Ebeko, Russie, 1156 m

Et je remercie Shérine France d'avoir fait passer le lien vers les images qui vont suivre: elles constituent une illustration de ce qu'il m'arrive parfois de rappeler sur ce blog, à savoir que les données satellites sont un outils important (ô combien...) mais incomplet pour décrire une activité volcanique (cf mise à jour concernant le Nyamulagira). Ceci dit il arrive que les photos aussi soient insuffisantes.
Pour mémoire, depuis octobre 2016 des panaches de cendres sont émis régulièrement, et plusieurs fois par jour depuis plusieurs mois depuis la zone sommitale de l'Ebeko. Et jusqu'à présent, seuls ces panaches, assez peu importants et rapidement dispersés, avaient été observés. Les données satellites n'indiquent pas de très hautes températures mais en de rares occasions ces panaches de cendres avaient pu être associés à des infrarouges suffisamment forts pour être détectés par la webcam installée à Severo-Kurilsk.

Webcam qui a un "défaut" très important: son taux de rafraichissement très faible, qui ne permet pas d'avoir un échantillon d'images assez importants pour comprendre réellement la situation (ainsi il est rare que la webcam shoot pile au moment d'une explosion donc la production d'infrarouges est peut-être systématique, mais le nombre d'images qui la montre est très faible, sans compter la météo souvent défavorable qui font encore baisser le nombre d'images où elle est visible). 

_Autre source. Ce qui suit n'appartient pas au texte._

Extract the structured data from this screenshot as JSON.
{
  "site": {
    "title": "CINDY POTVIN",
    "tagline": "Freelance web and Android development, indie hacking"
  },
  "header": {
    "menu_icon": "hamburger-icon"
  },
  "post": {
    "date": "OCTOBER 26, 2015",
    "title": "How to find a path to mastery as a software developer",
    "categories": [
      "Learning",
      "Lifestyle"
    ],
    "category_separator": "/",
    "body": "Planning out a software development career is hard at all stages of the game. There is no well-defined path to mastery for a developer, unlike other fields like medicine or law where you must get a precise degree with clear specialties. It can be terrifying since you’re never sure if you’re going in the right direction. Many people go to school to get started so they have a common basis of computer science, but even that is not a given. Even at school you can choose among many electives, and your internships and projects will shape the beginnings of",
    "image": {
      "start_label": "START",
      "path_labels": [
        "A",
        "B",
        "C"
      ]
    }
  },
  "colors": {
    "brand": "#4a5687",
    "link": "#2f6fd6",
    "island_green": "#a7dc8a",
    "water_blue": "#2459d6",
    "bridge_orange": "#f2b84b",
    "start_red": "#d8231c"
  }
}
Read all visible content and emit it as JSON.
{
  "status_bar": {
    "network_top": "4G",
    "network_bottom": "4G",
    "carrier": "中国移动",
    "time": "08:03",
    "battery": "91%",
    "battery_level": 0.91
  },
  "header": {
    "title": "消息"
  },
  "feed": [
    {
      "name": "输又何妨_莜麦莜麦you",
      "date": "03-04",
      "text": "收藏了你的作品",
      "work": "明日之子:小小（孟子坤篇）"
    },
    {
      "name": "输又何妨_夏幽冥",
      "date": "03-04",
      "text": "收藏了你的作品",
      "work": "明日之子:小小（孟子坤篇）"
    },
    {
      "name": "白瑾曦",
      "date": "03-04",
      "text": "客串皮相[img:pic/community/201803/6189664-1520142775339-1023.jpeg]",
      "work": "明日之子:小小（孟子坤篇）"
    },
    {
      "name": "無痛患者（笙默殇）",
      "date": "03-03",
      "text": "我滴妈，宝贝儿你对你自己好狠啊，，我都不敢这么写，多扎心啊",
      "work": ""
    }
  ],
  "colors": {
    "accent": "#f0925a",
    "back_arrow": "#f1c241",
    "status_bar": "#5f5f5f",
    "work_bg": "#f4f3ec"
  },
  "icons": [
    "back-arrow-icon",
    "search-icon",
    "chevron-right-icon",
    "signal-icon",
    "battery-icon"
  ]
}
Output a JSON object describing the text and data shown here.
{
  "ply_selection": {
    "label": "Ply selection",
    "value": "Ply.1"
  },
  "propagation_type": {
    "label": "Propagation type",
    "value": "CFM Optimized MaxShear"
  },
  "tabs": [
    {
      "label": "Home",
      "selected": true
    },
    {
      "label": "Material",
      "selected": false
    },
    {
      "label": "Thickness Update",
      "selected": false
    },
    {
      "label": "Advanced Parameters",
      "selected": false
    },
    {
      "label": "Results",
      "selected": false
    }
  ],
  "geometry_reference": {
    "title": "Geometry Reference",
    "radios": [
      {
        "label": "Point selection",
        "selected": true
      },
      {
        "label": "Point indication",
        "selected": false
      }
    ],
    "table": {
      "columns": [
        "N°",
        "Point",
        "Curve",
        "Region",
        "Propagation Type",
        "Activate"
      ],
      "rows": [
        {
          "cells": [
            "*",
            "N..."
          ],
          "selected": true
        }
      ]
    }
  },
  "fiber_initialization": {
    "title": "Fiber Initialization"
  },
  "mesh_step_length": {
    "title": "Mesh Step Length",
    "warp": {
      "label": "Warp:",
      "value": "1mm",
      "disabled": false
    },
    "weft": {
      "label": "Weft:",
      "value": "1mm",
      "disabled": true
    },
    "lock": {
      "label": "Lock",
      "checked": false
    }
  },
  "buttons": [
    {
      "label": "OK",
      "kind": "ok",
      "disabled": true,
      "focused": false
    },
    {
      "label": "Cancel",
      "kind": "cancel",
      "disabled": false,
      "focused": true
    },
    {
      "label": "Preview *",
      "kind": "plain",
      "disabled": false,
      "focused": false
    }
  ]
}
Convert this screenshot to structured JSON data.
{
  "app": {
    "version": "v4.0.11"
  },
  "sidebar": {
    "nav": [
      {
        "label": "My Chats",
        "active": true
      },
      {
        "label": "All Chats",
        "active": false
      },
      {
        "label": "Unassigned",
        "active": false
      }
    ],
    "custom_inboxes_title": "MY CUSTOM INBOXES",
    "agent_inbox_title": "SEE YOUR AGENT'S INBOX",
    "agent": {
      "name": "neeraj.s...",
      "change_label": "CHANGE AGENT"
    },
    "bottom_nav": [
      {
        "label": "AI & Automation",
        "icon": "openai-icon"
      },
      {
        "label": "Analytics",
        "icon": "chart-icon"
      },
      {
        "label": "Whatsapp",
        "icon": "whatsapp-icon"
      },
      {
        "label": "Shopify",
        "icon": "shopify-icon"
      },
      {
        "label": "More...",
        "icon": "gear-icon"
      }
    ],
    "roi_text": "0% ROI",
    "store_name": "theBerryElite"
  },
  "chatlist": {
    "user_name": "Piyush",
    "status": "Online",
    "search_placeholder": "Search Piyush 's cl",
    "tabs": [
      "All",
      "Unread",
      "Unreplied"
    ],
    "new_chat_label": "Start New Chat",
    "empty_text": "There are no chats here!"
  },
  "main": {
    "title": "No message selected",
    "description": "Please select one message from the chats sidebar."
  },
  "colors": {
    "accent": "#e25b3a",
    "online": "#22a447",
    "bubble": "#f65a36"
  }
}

Une illustration de ce que montrent les images satellites de temps en temps: des panaches de cendres, ou leur dépôt au sol, et parfois quelques températures assez élevées pour être détectables par la bande 12 de SENTINEL 2.

Formation d'un petit panache de cendres. Image: SENTINEL2-ESA/Copernicus
Zones à haute, mais pas TRÈS hautes, température. Image: SENTINEL2-ESA/Copernicus

Avouez qu'en regardant ces deux images satellites on ne s'attend pas forcément à une activité très soutenue. Mais il faut toujours se méfier des impressions que les images peuvent donner, car voilà ce qu'à pu voir Martin Rietze le 16 juillet dernier alors qu'il s'était rendu sur place.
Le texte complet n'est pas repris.